DUBLIN -- Volkswagen Group challenged the right of an Irish court to hear a case over cheating on diesel-emissions tests as it fought to keep an employee from testifying for the first time in the scandal.
Paul Fogarty, a lawyer for VW, walked out of court to demonstrate that he didn't accept a judge's decision to hear evidence before the jurisdictional issue is decided. Fogarty exited as the first witness was called by lawyers representing customers that are suing the company.
"The court has no jurisdiction to hear these matters," Fogarty said Tuesday at the hearing in Castlebar, Mayo, in western Ireland.
The case in the tiny courtroom, a three-hour drive from Dublin, has bigger significance throughout Europe, with lawyers seeking evidence that will support lawsuits against the carmaker.
Hausfeld, a law firm that was involved in a U.S. class-action lawsuit against Volkswagen, is working with Irish lawyers to gather material for cases in Germany, which has limited discovery rules compared with Ireland or the U.S.
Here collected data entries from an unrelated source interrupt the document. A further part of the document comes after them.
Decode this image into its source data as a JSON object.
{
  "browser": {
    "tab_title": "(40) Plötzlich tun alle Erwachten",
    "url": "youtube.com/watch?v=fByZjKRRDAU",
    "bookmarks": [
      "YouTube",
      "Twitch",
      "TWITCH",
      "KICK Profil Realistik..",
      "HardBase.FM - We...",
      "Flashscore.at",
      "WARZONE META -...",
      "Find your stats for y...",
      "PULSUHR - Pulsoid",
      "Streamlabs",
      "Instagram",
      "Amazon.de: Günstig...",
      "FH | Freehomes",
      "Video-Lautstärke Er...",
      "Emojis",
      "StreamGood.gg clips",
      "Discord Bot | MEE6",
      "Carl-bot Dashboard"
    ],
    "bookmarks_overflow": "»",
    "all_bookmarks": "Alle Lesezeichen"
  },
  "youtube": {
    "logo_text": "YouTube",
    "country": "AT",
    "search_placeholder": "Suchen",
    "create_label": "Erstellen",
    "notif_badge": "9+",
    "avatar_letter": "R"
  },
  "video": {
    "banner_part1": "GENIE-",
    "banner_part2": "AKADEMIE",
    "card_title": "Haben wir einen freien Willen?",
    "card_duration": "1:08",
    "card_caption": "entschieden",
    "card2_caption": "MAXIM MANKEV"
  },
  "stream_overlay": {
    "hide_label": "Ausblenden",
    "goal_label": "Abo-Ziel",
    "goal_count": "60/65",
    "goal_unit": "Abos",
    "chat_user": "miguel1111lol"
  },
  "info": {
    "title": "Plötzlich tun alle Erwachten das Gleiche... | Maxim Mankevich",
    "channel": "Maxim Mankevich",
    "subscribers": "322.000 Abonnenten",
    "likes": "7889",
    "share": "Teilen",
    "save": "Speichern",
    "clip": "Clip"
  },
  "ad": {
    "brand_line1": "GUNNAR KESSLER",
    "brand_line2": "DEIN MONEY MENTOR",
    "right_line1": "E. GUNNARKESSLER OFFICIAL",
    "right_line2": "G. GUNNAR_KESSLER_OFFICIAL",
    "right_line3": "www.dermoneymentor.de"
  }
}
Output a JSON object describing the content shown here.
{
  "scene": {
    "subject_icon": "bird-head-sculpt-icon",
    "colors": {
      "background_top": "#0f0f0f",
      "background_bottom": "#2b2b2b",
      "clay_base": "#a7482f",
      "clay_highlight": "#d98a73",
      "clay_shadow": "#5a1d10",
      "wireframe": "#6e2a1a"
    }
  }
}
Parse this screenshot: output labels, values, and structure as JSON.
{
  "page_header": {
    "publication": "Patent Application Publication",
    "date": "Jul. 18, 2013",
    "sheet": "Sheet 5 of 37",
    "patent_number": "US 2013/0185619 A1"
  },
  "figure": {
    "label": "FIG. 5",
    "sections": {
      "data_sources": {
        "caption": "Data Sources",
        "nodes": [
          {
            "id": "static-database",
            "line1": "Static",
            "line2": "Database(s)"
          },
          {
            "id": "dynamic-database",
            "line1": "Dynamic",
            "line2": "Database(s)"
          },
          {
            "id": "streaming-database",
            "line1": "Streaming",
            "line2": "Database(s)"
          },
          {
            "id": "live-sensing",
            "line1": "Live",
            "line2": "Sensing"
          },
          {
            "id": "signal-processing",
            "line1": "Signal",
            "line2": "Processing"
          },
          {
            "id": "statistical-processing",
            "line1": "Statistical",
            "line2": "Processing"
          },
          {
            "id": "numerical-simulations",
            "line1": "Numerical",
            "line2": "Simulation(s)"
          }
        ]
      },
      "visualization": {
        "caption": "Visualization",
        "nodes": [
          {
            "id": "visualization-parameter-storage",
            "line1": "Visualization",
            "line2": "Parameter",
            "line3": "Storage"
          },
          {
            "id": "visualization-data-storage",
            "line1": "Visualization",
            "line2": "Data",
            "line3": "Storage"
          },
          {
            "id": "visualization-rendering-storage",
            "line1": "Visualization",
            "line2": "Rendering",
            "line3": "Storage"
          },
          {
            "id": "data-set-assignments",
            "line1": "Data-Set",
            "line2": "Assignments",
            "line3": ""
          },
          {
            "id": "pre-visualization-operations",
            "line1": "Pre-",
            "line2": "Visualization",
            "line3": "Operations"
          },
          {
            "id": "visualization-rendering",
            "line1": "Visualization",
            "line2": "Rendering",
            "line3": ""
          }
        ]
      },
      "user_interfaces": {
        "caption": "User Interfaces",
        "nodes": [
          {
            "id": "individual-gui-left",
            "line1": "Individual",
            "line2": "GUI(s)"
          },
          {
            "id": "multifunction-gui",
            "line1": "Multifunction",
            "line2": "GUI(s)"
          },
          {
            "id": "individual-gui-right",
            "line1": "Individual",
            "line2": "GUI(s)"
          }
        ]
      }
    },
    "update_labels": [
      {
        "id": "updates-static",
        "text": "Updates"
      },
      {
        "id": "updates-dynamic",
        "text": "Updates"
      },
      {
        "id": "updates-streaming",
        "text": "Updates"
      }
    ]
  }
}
A VW executive from Ireland had been scheduled to testify about an affidavit submitted in July. Judge Mary Devins resumed the hearing after Fogarty walked out and the document was instead read out in court.
"The proceedings are being progressed inappropriately," Nicolai Laude, a spokesman for Volkswagen, said in an email.
Volkswagen’s application challenging the court's jurisdiction won't be heard until Sept. 16, but in the meantime the judge went ahead with the hearing anyway, Laude said.
"Volkswagen's lawyers considered this to be improper and unfair," Laude said. They also said they would appeal.
The lawyers walked out to avoid making it seem like they accepted the court had jurisdiction over the case, Laude said.
European politicians and consumer groups remain unhappy about the limited compensation being offered to VW customers in the region compared with the U.S., where car owners are getting as much as $10,000 after their car is repaired or repurchased.
On Monday, European Union Justice and Consumer Affairs Commissioner Vera Jourova said almost all national consumer-protection organizations and authorities asked by the EU for feedback said the company hasn't provided enough information. She said she'll meet this month with the organizations, authorities and VW officials to collect more information.
Michael Kremer, an attorney in Clifford Chance's Dusseldorf office, said a group of corporate trial lawyers that meet regularly to talk about litigation trends discussed the Irish VW case last week.
Undermine German rules
"If the attempt to get more information via Ireland succeeds, it would be quite a boost for plaintiff lawyers," Kremer said. "That would practically undermine the very restrictive German rules."
Volkswagen's cheating on emissions tests has reverberated across the globe since it erupted at the group's car operations a year ago. Jourova announced plans in July to work with European consumer groups and regulators to pressure the company to give payouts to affected owners. Despite Jourova's pressure, potential compensation or punishment of VW is out of her hands and up to regulators or courts.